Grecian Delight/El Chico Zuma
The Pizza Man fire of 2010 destroyed a beloved East Side institution. Happily, the local pizza icon is back, but two of its original neighbors are forever gone: Grecian Delight and El Chico Zuma. Perfect for bar-time grub and bar-time fistfights alike, the two restaurants were a throwback to a time when North Avenue was a little bit dirtier and a whole lot tastier. El Chico gave way to the Black and White Café before the fire ravaged the building in 2010 (Black and White’s owner was charged with setting the blaze, but was eventually found not guilty), but we’ll miss its first incarnation the most. Grecian Delight, meanwhile, was pure gyros-and-burgers-at-2-a.m. perfection.

Hector’s On Delaware
Sometimes when a restaurateur juggles multiple locations, one tends to emerge as the clear favorite. Hector’s Bay View location evidently wasn’t it. Alas, ample competition from other Mexican restaurants in the neighborhood—most of which weren’t nearly as set back from the Kinnickinnic Avenue main drag—forced Hector’s to do away with its Milwaukee arm last November, after six years of service (leaving a site now occupied by R&D Pub). Fortunately, its tasty chorizo tacos and Rangoon-like taquitas can still be enjoyed at the Hector’s location in Wauwatosa.

Lixx
Wisconsin weather may have rendered it more or less useless for most of the year, but Lixx on Downer Avenue truly came alive in summer. Its ice cream and custard were perfect for sweaty summer nights spent seeing a movie at the Downer Theater or just milling around, and its chili dogs were no slouches, either.
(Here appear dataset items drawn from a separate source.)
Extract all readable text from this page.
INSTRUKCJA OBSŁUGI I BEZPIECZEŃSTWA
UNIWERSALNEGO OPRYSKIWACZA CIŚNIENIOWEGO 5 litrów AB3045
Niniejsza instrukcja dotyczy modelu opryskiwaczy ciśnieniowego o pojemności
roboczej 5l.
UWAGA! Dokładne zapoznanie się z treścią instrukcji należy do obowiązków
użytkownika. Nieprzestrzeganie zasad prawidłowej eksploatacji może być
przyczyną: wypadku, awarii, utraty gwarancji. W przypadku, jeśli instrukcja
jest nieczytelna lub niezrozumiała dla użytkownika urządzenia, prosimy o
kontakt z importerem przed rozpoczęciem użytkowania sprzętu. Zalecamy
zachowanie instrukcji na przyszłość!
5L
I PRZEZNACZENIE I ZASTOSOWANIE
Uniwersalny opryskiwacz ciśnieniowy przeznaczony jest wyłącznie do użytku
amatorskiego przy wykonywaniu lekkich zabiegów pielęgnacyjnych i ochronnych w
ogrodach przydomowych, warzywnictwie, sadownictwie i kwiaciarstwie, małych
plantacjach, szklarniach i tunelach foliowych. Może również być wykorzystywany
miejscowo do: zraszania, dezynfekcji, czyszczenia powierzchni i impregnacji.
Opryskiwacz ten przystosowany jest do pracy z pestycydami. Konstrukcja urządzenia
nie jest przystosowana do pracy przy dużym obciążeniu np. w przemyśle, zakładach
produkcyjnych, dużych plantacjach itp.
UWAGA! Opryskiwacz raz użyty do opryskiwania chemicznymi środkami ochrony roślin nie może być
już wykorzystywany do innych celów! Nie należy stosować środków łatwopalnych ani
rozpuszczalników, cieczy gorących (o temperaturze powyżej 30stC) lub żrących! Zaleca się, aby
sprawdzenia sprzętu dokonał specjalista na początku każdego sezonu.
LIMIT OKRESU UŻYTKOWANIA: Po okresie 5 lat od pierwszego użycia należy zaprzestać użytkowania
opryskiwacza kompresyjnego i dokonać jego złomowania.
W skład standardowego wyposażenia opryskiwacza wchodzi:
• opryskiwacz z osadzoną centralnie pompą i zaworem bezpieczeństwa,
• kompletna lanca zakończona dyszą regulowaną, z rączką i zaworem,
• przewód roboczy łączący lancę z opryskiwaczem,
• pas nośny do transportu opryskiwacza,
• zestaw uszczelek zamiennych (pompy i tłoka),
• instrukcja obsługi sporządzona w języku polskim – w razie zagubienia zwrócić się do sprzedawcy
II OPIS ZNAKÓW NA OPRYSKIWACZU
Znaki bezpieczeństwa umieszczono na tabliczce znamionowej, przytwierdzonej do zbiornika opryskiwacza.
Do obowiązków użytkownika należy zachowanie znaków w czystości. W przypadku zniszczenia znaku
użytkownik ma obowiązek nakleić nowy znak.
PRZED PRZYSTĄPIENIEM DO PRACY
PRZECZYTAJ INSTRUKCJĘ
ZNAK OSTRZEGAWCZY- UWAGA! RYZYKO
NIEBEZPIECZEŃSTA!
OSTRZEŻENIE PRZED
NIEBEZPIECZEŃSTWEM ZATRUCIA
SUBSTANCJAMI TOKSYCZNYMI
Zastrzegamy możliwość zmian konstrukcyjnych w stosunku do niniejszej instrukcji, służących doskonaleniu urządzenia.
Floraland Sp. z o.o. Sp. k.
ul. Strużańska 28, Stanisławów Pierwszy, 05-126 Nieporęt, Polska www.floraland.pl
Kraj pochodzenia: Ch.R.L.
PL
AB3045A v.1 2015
Alas, after an ill-fated change to “Jake’s Big Dog Frozen Custard” in 2010, the former East Side family- and date-spot tanked. Happily, another East Side favorite, Pizza Man, now resides in the space that a thousand turtle sundaes built.

Marchese’s Olive Pit
Walker’s Point pizzeria Marchese’s Olive Pit brought gourmet-quality pizza and Italian cuisine to an accessible, homey atmosphere. The thin and flavorful pan pizza was lauded by dining critics and foodies alike since the day it opened at the corner of 1st and Washington Streets in early 2007. Critical goodwill and devoted diehards weren’t enough to carry the family-owned business through five years, though. Marchese’s announced its closure without warning on Facebook in December 2011, clearing a path for the pricy gourmet fare of c1880 three months later.

What’s Fresh! Deli
For more than 20 years, What’s Fresh! Deli kept things simple on Juneau Street. Though the menu didn’t venture too far beyond simple-yet-customizable sandwiches, cookies, and chips, the downtown delicatessen excelled at the basics. Despite its prime location, great food, and low prices (not to mention being neighbors with Art’s Performing Center), What’s Fresh! closed its doors in early 2011—making downtown dining a little less delectable and affordable in its absence.